Lalu Jh-Kyung mendapat ilham, ia berteriak tiba2 di bis, membuat semua penumpang kaget, ya! benar..kenapa aku tidak memikirkan ini sebelumnya?

JH-Kyung telp ke Scheduler. Scheduler kesal, Shin Ji Hyun, kau! meskipun kau hidup, IQ-mu hanya setinggi ini..
Scheduler : Aku sibuk! Kenapa?
JH-Kyung tanya apa telp ini..ponsel yang kau berikan padaku..apa juga bisa untuk telp orang di dunia ini?

Scheduler : Kau belum pernah menggunakannya sama sekali? Ah membuatku frustrasi saja! Aku tutup!
Jh-Kyung terbelalak, ini bukan hanya untuk mengirim pesan ke Scheduler?

Jh-Kyung langsung mulai telp ke teman2 Shin Ji Hyun dan membuat janji untuk membicarakan kecelakaan Shin ji Hyun.

Jh-Kyung ngobrol di jalan, ia tidak melihat ibu kost ada di belakangnya. Ibu Kost yakin itu Song Yi Kyung, ia segera teriak, Nona!'
JH-Kyung menoleh dan kaget melihat ibu kost, ia lari ke apartemen.

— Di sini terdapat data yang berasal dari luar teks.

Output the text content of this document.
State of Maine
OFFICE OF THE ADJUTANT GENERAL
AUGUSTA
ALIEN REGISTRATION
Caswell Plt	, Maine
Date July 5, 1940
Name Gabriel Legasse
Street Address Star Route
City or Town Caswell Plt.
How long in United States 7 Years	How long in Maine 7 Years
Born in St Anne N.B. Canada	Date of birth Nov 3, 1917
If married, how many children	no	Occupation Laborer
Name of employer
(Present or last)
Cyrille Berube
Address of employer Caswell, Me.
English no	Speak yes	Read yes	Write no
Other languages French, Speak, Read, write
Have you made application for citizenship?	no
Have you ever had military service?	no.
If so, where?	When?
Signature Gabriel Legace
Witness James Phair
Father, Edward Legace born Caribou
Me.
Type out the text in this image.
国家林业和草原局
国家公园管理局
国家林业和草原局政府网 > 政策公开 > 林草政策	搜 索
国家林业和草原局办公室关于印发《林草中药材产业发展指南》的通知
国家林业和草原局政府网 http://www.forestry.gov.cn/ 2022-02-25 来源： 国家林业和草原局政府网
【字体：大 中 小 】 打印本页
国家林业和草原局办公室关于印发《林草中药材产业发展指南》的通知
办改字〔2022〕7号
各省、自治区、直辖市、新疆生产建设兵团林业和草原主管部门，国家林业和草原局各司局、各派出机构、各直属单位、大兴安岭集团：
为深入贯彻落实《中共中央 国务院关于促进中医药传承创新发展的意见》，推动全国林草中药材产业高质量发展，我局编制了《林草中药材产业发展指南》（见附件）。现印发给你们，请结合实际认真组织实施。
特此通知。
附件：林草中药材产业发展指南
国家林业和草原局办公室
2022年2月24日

Jh-Kyung langsung ganti baju, mengikat rambut dan berbaring.
Ji Hyun keluar dari tubuh Yi Kyung. Lalu duduk di sudut, ia gelisah menunggu Yi Kyung bangun, terdengar gedoran di pintu. Nona!

Yi Kyung terbangun dan membuka pintu, disaat ibu kost hampir membukanya sendiri. Yi Kyung heran, ada apa?
Ibu kost berkata kalau hari ini Yi Kyung harus bayar sewa kontrakan. Kenapa kau melarikan diri dariku?

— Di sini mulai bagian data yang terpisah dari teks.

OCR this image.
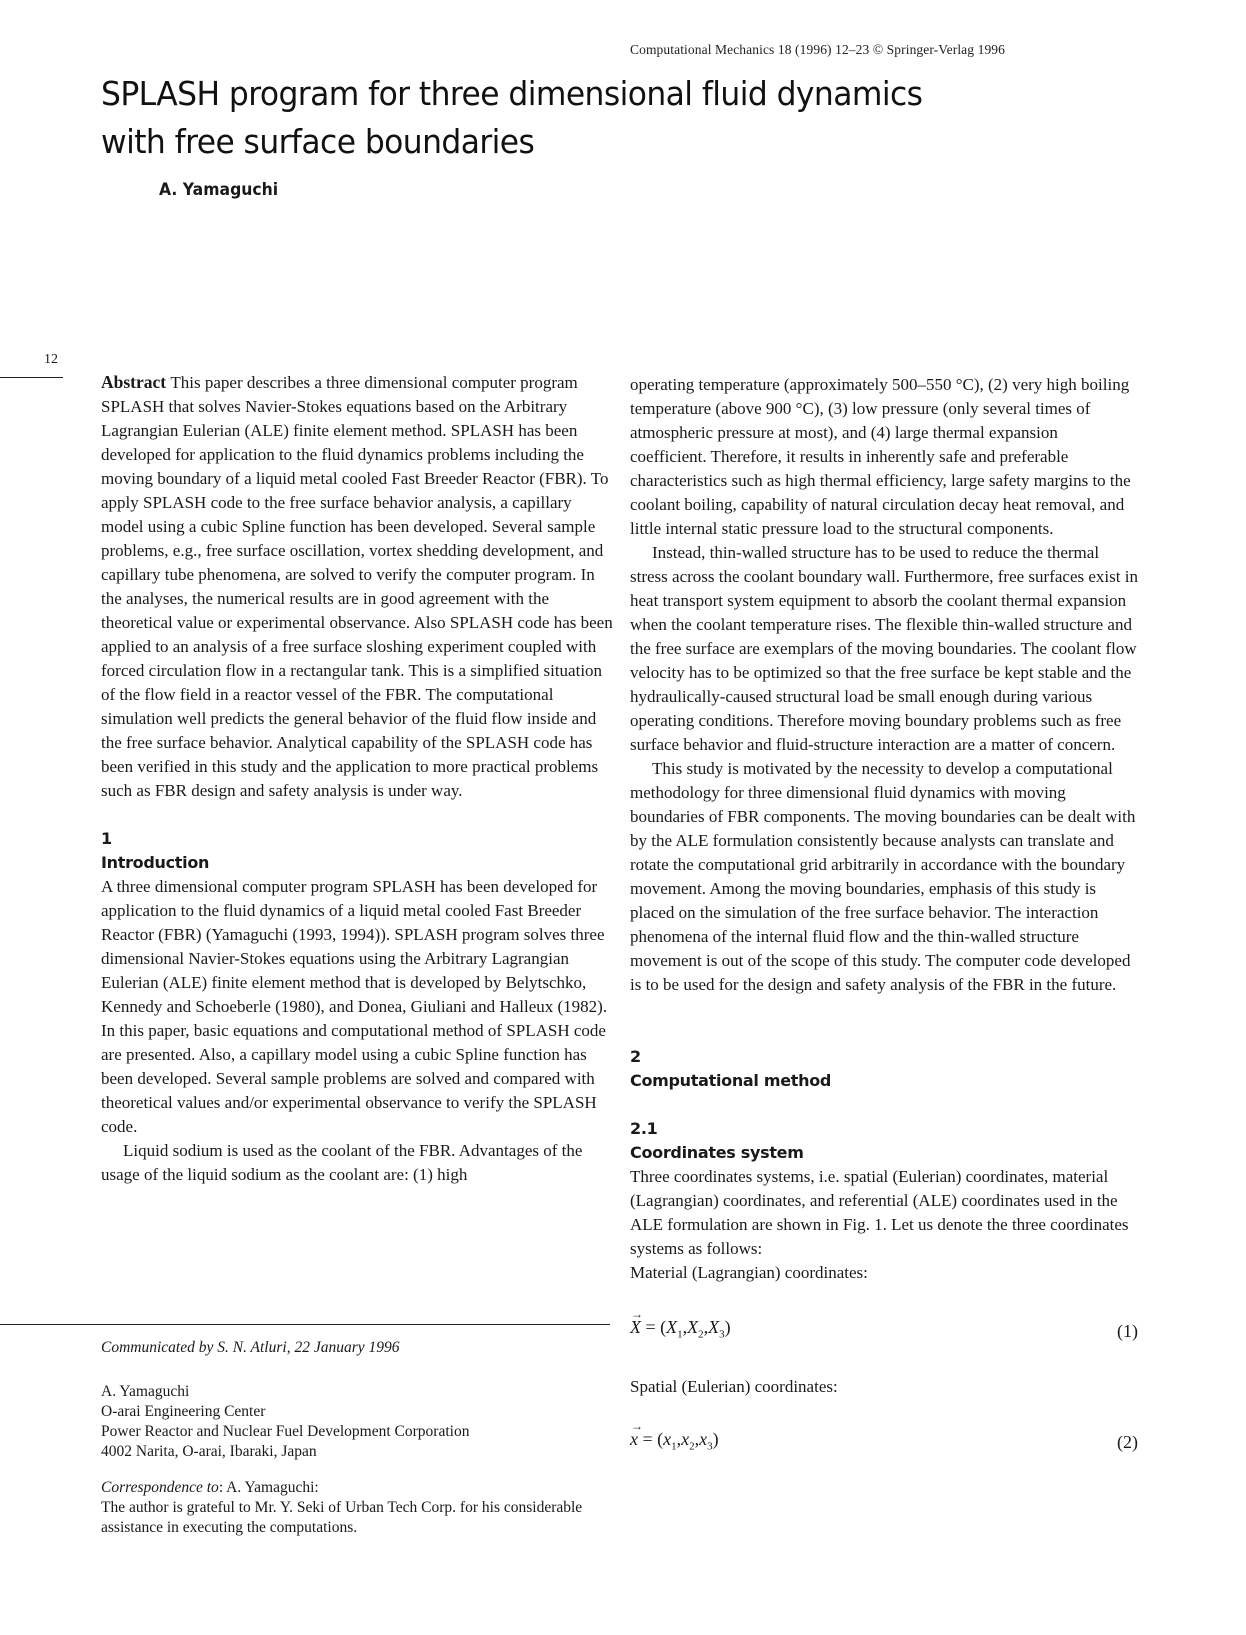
Computational Mechanics 18 (1996) 12–23 © Springer-Verlag 1996
SPLASH program for three dimensional fluid dynamics with free surface boundaries
A. Yamaguchi
12

Abstract This paper describes a three dimensional computer program SPLASH that solves Navier-Stokes equations based on the Arbitrary Lagrangian Eulerian (ALE) finite element method. SPLASH has been developed for application to the fluid dynamics problems including the moving boundary of a liquid metal cooled Fast Breeder Reactor (FBR). To apply SPLASH code to the free surface behavior analysis, a capillary model using a cubic Spline function has been developed. Several sample problems, e.g., free surface oscillation, vortex shedding development, and capillary tube phenomena, are solved to verify the computer program. In the analyses, the numerical results are in good agreement with the theoretical value or experimental observance. Also SPLASH code has been applied to an analysis of a free surface sloshing experiment coupled with forced circulation flow in a rectangular tank. This is a simplified situation of the flow field in a reactor vessel of the FBR. The computational simulation well predicts the general behavior of the fluid flow inside and the free surface behavior. Analytical capability of the SPLASH code has been verified in this study and the application to more practical problems such as FBR design and safety analysis is under way.

1
Introduction

A three dimensional computer program SPLASH has been developed for application to the fluid dynamics of a liquid metal cooled Fast Breeder Reactor (FBR) (Yamaguchi (1993, 1994)). SPLASH program solves three dimensional Navier-Stokes equations using the Arbitrary Lagrangian Eulerian (ALE) finite element method that is developed by Belytschko, Kennedy and Schoeberle (1980), and Donea, Giuliani and Halleux (1982). In this paper, basic equations and computational method of SPLASH code are presented. Also, a capillary model using a cubic Spline function has been developed. Several sample problems are solved and compared with theoretical values and/or experimental observance to verify the SPLASH code.

Liquid sodium is used as the coolant of the FBR. Advantages of the usage of the liquid sodium as the coolant are: (1) high

Communicated by S. N. Atluri, 22 January 1996
A. Yamaguchi
O-arai Engineering Center
Power Reactor and Nuclear Fuel Development Corporation
4002 Narita, O-arai, Ibaraki, Japan
Correspondence to: A. Yamaguchi:
The author is grateful to Mr. Y. Seki of Urban Tech Corp. for his considerable assistance in executing the computations.

operating temperature (approximately 500–550 °C), (2) very high boiling temperature (above 900 °C), (3) low pressure (only several times of atmospheric pressure at most), and (4) large thermal expansion coefficient. Therefore, it results in inherently safe and preferable characteristics such as high thermal efficiency, large safety margins to the coolant boiling, capability of natural circulation decay heat removal, and little internal static pressure load to the structural components.

Instead, thin-walled structure has to be used to reduce the thermal stress across the coolant boundary wall. Furthermore, free surfaces exist in heat transport system equipment to absorb the coolant thermal expansion when the coolant temperature rises. The flexible thin-walled structure and the free surface are exemplars of the moving boundaries. The coolant flow velocity has to be optimized so that the free surface be kept stable and the hydraulically-caused structural load be small enough during various operating conditions. Therefore moving boundary problems such as free surface behavior and fluid-structure interaction are a matter of concern.

This study is motivated by the necessity to develop a computational methodology for three dimensional fluid dynamics with moving boundaries of FBR components. The moving boundaries can be dealt with by the ALE formulation consistently because analysts can translate and rotate the computational grid arbitrarily in accordance with the boundary movement. Among the moving boundaries, emphasis of this study is placed on the simulation of the free surface behavior. The interaction phenomena of the internal fluid flow and the thin-walled structure movement is out of the scope of this study. The computer code developed is to be used for the design and safety analysis of the FBR in the future.

2
Computational method
2.1
Coordinates system

Three coordinates systems, i.e. spatial (Eulerian) coordinates, material (Lagrangian) coordinates, and referential (ALE) coordinates used in the ALE formulation are shown in Fig. 1. Let us denote the three coordinates systems as follows:

Material (Lagrangian) coordinates:

→ $X = (X_1,X_2,X_3)$	(1)

Spatial (Eulerian) coordinates:

→ $x = (x_1,x_2,x_3)$	(2)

Yi Kyung bingung, aku lari?
Ibu kost : Sebelumnya, kau juga lari setelah melihatku.
Yi Kyung heran karena ia merasa ia tidur selama ini. Apalagi setelah ibu kost berkata ia sudah datang kemarin untuk menagih uang sewa.

Yi Kyung tidak banyak tanya lagi, ia mengambil uang dan membayar. Ibu kost ngomel, kau hidup sekacau itu, apa mungkin sudah mulai gangguan jiwa?

Yi Kyung masuk dan menyalakan kompor untuk memasak ramen. Ia mengamati kaca dan heran dengan ikatan rambutnya. 
Ji Hyun ketakutan, ia merasa ini gawat kalau Yi Kyung mulai curiga. Ji Hyun langsung menekan tombol emergency Scheduler.

Scheduler : Aku disini untuk mengatakan, dari pusat pengamatan 49 hari, situasi itu sama sekali bukan mendesak. Jadi berhenti menekan tombol darurat.
Ji Hyun : Apa? jika ini bukan darurat, lalu apa yang darurat?
Scheduler kesal dan memutuskan telp.

Ji Hyun bingung, tapi ia lega ketika melihat Yi Kyung tidak terlalu memikirkan dan tetap melakukan kegiatan-nya.

Min Ho gelisah di apartemen-nya, ia duduk dan berdiri, memikirkan lagi kata2 Han kang dan merasa konyol, mana mungkin ia suka dengan Yi Kyung.

Paginya, JH-Kyung datang ke cafe untuk menemui Han Kang. Han Kang menyindir, sudah jam 11 dan bagimu ini masih pagi?
Jh-Kyung menyodorkan notesnya dan minta Han kang menandatangani-nya, kalau ia datang jam 11.

Han kang heran, apa ini?
Ini adalah catatan aku masuk dan selesai kerja, kata Jh-Kyung. Jh-Kyung akan mencatat semuanya agar Han kang mudah dalam menggajinya. 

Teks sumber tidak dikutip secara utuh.